From: Alexei Starovoitov
Date: Tue Jan 26 2016 - 18:32:09 EST


On Tue, Jan 26, 2016 at 06:24:25PM +0100, Peter Zijlstra wrote:
> On Tue, Jan 26, 2016 at 05:16:37PM +0100, Peter Zijlstra wrote:
> > > +struct file *perf_event_get(unsigned int fd)
> > > {
> > > + struct file *file;
> > >
> > > + file = fget_raw(fd);
> >
> > fget_raw() to guarantee the return value isn't NULL? afaict the O_PATH
> > stuff does not apply to perf events, so you'd put any fd for which the
> > distinction matters anyway.

yeah good catch. the following is needed:
file = fget_raw(fd);
+ if (!file)
+ return ERR_PTR(-EBADF);

> >
> > > + if (file->f_op != &perf_fops) {
> > > + fput(file);
> > > + return ERR_PTR(-EBADF);
> > > + }
> > >
> > > + return file;
> > > }
>
> It is not possible for one thread to concurrently call close() while
> this thread tries to fget() ? In which case, we must check the return
> value anyway?

the !file check is definitely needed, fd passed by the user can be bogus.
The caller of perf_event_get() checks for errors too.

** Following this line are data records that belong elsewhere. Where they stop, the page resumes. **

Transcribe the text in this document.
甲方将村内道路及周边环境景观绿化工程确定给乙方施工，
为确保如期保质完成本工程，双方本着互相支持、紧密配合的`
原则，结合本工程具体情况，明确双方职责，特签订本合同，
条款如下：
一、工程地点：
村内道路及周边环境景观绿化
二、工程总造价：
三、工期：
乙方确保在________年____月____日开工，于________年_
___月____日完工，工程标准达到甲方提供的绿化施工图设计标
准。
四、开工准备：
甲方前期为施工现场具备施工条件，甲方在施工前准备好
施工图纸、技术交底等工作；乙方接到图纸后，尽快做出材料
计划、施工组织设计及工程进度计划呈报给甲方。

This patch will conflict with kernel/bpf/arraymap.c and
kernel/trace/bpf_trace.c that are planned for net-next,
but the conflicts in kernel/events/core.c are probably harder
to resolve, so yes please take it into tip/perf.
I think your scm_right fixes depend on this patch and together
it's an important bug fix, so probably makes sense to send
them right now without waiting for the next merge window?
As soon as you get the whole thing into tip, I'll test it
to make sure bpf side is ok and I hope Wang will test it too.

I'm still a bit concerned about taking file reference for this,
since bpf prorgams that use perf_events won't be able to be
'detached'. Meaning there gotta be always a user space process
that will be holding perf_event FDs. On networking side we
don't have this limitation. Like we can attach bpf to TC,
iproute2 will exit and reattach some time later. So it
kinda sux, but sounds like you want to get rid of
perf_event->refcnt completely, so I don't see any other way.
We can fix it later if it really becomes an issue.